Getting NPE on simple Regex Replacing (Scala on Spark)

I wrote a simple code to parse a large XML file ( extract lines, clean text, and remove any html tags from it) using Apache Spark.

I'm seeing a NullPointerException when calling .replaceAllIn on a string, which is non-null.

The funny thing is that I have no errors when I run the code locally, using input from disk, but I get a NullPointerException when I run the same code on AWS EMR, loading the input file from S3.

Here is the relevant code:

val HTML_TAGS_PATTERN = """<[^>]+>""".r

// other code here...

.textFile(pathToInputFile, numPartitions)
.filter { str => str.startsWith("  <row ") }
.map { str =>

  Locale.setDefault(new Locale("en", "US"))

  val parts = str.split(""""""")

  var title: String = ""
  var body: String = ""

  // some code ommitted here

  title = StringEscapeUtils.unescapeXml(title).toLowerCase.trim
  body = StringEscapeUtils.unescapeXml(body).toLowerCase // decode xml entities

  println("before replacing, body is: "+body)

  body = HTML_TAGS_PATTERN.replaceAllIn(body, " ") // take out htmltags


Things I've tried:

  • printing the string just before calling replaceAllIn to make sure it's not null.

  • making sure the Locale is not null

  • printing out the exception message, and stacktrace: it just tells me that that line is where the NullPointerException occurs. Nothing more

Things that are different between my local setup and AWS EMR:

  • in my local setup, I load the input file from disk, on EMR I load it from s3.

  • in my local setup, I run Spark in standalone mode, on EMR it's run in cluster mode.

Everything else is the same on my machine and on AWS EMR: Scala version, Spark version, Java version, Cluster configs...

I have been trying to figure this out for some hours and I can't think of anything else to try.

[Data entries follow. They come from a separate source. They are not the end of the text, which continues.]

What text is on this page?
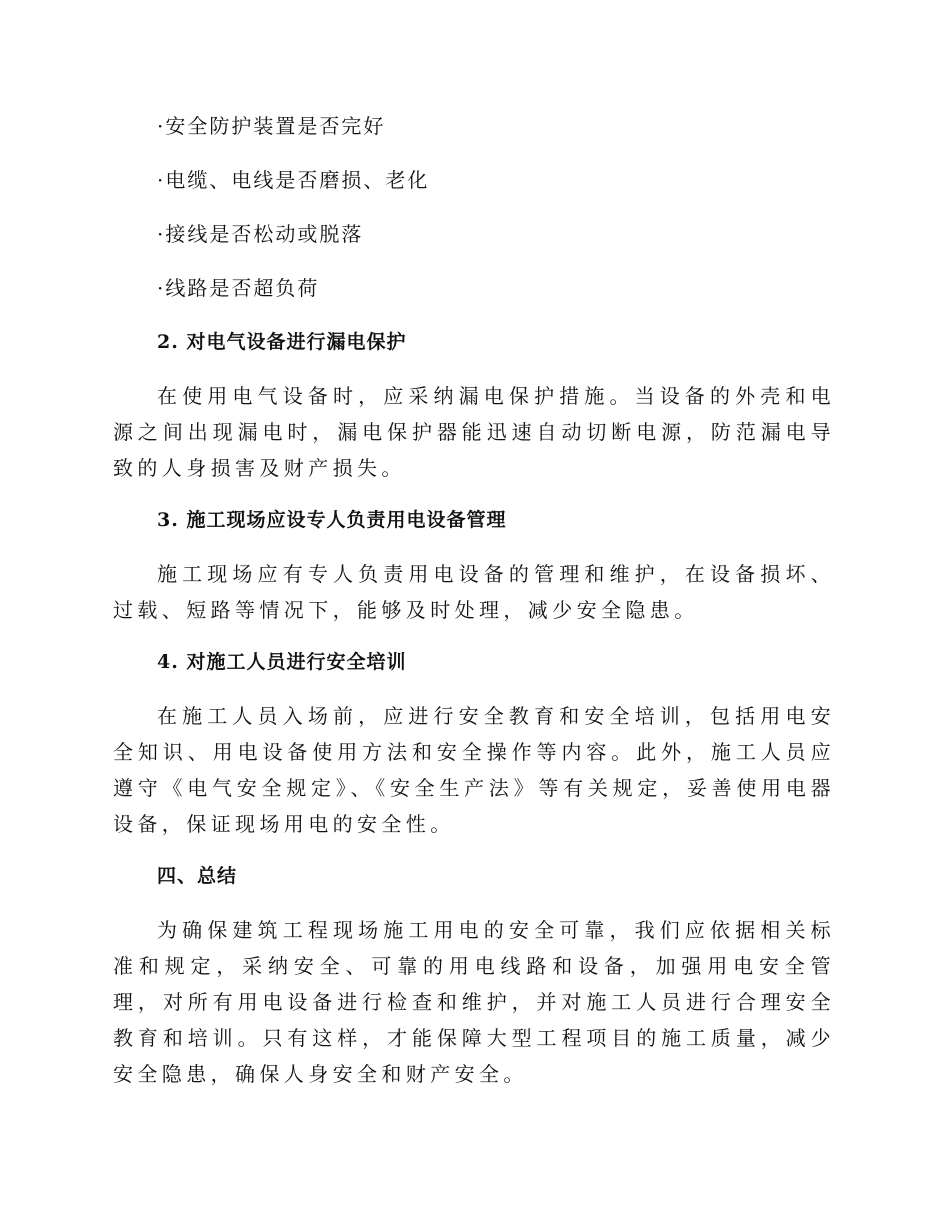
·安全防护装置是否完好
·电缆、电线是否磨损、老化
·接线是否松动或脱落
·线路是否超负荷
2. 对电气设备进行漏电保护

在使用电气设备时，应采纳漏电保护措施。当设备的外壳和电源之间出现漏电时，漏电保护器能迅速自动切断电源，防范漏电导致的人身损害及财产损失。

3. 施工现场应设专人负责用电设备管理

施工现场应有专人负责用电设备的管理和维护，在设备损坏、过载、短路等情况下，能够及时处理，减少安全隐患。

4. 对施工人员进行安全培训

在施工人员入场前，应进行安全教育和安全培训，包括用电安全知识、用电设备使用方法和安全操作等内容。此外，施工人员应遵守《电气安全规定》、《安全生产法》等有关规定，妥善使用电器设备，保证现场用电的安全性。

四、总结

为确保建筑工程现场施工用电的安全可靠，我们应依据相关标准和规定，采纳安全、可靠的用电线路和设备，加强用电安全管理，对所有用电设备进行检查和维护，并对施工人员进行合理安全教育和培训。只有这样，才能保障大型工程项目的施工质量，减少安全隐患，确保人身安全和财产安全。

I've moved the call to r() to within the map{} body, like this:

val HTML_TAGS_PATTERN = """<[^>]+>"""

// code ommited


   body = HTML_TAGS_PATTERN.r.replaceAllIn(body, " ")    


This also produces a NPE, wit the following stracktrace:

    at java.util.regex.Pattern.<init>(
    at java.util.regex.Pattern.compile(
    at scala.util.matching.Regex.<init>(Regex.scala:191)
    at scala.collection.immutable.StringLike$class.r(StringLike.scala:255)
    at scala.collection.immutable.StringOps.r(StringOps.scala:29)
    at scala.collection.immutable.StringLike$class.r(StringLike.scala:244)
    at scala.collection.immutable.StringOps.r(StringOps.scala:29)
    at ReadSOStanfordTokenize$$anonfun$2.apply(ReadSOStanfordTokenize.scala:102)
    at ReadSOStanfordTokenize$$anonfun$2.apply(ReadSOStanfordTokenize.scala:72)
    at org.apache.spark.sql.catalyst.expressions.GeneratedClass$GeneratedIterator.processNext(Unknown Source)
    at org.apache.spark.sql.execution.BufferedRowIterator.hasNext(
    at org.apache.spark.sql.execution.WholeStageCodegenExec$$anonfun$8$$anon$1.hasNext(WholeStageCodegenExec.scala:377)
    at org.apache.spark.sql.execution.datasources.FileFormatWriter$SingleDirectoryWriteTask.execute(FileFormatWriter.scala:243)
    at org.apache.spark.sql.execution.datasources.FileFormatWriter$$anonfun$org$apache$spark$sql$execution$datasources$FileFormatWriter$$executeTask$3.apply(FileFormatWriter.scala:190)
    at org.apache.spark.sql.execution.datasources.FileFormatWriter$$anonfun$org$apache$spar


  • I think you should try putting the regex inline like bellow.

    This is a bit of a lame solution, you should be able to define a constant, maybe put it in a global object or something. Im not sure where you are defining it that would be a problem. But remember spark serialises the code and runs it on distributed workers, so something could be going wrong with that. { _ =>
       body = """<[^>]+>""".r.replaceAllIn(body, " ")    

    I get a very similar error when I run .r on a null String.

    val x: String = null 

    That error has slightly different line numbers, I think because of the scala version. Im on 2.12.2.